Last year’s referendum in Puerto Rico has been hailed as a “successful” statehood referendum, by those who advocate statehood. But when the majority of the population do not turn out to vote, it truly cannot be viewed as a success. The reason for the extremely, low voter turnout in Puerto Rico is because the majority on the island are not convinced that statehood is the answer. Yet, the Governor of Puerto Rico, Ricardo A. Rosselló, says that there is only one answer and that is statehood. He argues that statehood would provide more benefits, and that it would relieve Puerto Ricans of their second-class citizenship. While Puerto Rico may, conceivably, receive more federal funding, it would not necessarily solve the island’s bankrupt status. Look no further than the mounting pension deficit in the state of Illinois, which has been compared to Puerto Rico. To this day, Illinois is the only state that has been operating without a balanced and complete budget for almost two years. Furthermore, becoming a state does not automatically earn Puerto Ricans a “first-class” citizenship, and it may not ensure equal treatment in the face of a natural disaster, as was witnessed during the disastrous response in the wake of hurricane Katrina in New Orleans.
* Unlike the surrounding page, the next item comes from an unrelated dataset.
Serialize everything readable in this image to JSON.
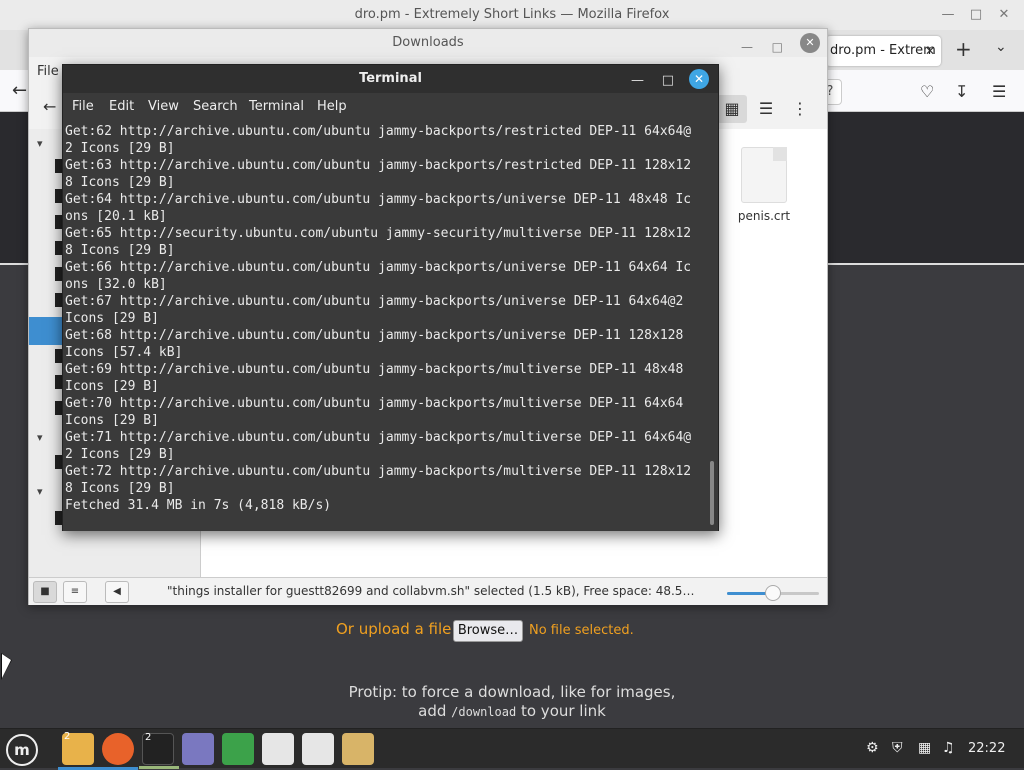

Puerto Rico needs a solutions outline, that would serve to delineate the benefits and downsides of all options, whether that is statehood, independence, or a free association with another nation as defined by the United Nations Committee on Decolonization. Such a major decision requires full knowledge of the potential gains and losses from each option. Mr. Rosselló’s demand for statehood, is not representative of the many, and it breeds distrust and a sense of illegitimacy of the process. Wishful-thinking on statehood as the savior, instead of critical-thinking on the inherent problems of Puerto Rico, and what solutions might best answer them, is a strategy best left for the crystal ball.
If we want to increase voter turnout, then we must create a transparent path with concrete arguments that articulate the consequences of each option, so that residents in Puerto Rico are able to make informed decisions. The long-term fate of their future is at stake, and the low voter turnout has shown that the lack of transparency has not inspired confidence.
A tunnel vision approach does not ameliorate voter turnout and fails to educate and inform, instead, it acts to push a short-sighted agenda without involving the constituents in the process. Anything short of transparency is a disservice to the people of Puerto Rico. It’s not only, a waste of time, effort, and money, but a waste of something much more valuable — trust. The future of Puerto Rico should not be decided by a single person or a single party. Transparency is more than just political-speak, it’s sound governance.